Hanukkah stabbing suspect kicked out of Marines boot camp in 2002: report

The man charged with stabbing five people at a Hanukkah celebration in New York on Saturday was kicked out of Marine Corps boot camp in 2002 for “fraudulent enlistment,” The Associated Press reported Tuesday.

Military officials told the AP that Grafton Thomas left the Marines as a recruit in late 2002, roughly a month after he started training. They did not provide details on why he left.

“Those specifics are administrative in nature and therefore information we are required to keep private,” Capt. Karoline Foote told the AP.
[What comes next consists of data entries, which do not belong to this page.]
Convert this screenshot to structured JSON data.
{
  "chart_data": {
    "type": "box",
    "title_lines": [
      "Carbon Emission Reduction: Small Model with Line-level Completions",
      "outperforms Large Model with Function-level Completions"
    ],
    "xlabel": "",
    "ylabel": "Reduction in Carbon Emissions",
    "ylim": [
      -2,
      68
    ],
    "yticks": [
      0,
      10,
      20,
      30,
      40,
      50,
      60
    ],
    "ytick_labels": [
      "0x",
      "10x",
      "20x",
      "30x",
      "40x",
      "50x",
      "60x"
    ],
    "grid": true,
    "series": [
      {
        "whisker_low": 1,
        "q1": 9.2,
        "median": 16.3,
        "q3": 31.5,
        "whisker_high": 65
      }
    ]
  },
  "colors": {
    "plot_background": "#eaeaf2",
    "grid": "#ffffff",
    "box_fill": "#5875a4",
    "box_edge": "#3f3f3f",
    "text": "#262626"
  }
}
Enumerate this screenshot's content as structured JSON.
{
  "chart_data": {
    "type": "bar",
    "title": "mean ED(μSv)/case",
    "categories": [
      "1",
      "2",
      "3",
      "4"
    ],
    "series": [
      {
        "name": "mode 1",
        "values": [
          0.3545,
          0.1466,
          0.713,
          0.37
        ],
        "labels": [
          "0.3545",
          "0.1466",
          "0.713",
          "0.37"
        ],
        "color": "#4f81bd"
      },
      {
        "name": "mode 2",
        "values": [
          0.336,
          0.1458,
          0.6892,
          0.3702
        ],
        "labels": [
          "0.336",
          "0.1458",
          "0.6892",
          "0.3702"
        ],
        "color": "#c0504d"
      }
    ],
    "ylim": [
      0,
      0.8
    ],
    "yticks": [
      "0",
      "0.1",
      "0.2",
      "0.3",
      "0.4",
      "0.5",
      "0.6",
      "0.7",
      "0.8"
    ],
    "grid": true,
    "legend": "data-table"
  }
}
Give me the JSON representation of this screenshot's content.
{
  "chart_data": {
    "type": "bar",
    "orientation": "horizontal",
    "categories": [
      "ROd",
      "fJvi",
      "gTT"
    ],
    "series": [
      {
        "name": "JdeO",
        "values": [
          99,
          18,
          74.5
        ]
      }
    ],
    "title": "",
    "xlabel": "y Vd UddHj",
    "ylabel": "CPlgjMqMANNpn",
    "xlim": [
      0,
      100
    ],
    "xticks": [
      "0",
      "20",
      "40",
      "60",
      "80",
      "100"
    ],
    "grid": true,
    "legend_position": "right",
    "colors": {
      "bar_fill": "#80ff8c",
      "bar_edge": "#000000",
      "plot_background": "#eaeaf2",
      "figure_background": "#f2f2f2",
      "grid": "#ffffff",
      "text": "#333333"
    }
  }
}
Michael Sussman, Thomas’s attorney, told reporters on Monday that his client had trained with the Marines in Parris Island, S.C. The following day, he told the AP that Thomas was “recruited and suffered a wrist injury during basic training.”

“He was then released from that training,” Sussman said in an email to the AP. “That is the best information we have at this time.”

The Pentagon did not immediately respond to a request for comment from The Hill.

Police arrested Thomas, 37, in Manhattan on Saturday night after he fled the scene of the attack in Monsey, N.Y. He was accused of using a machete to wound five people inside the home of a rabbi, and federal hate crimes charges were filed against him on Monday after authorities reportedly found anti-Semitic rhetoric in his journals and on his phone.

Thomas’s family has said he was hospitalized in connection with mental illness on multiple occasions.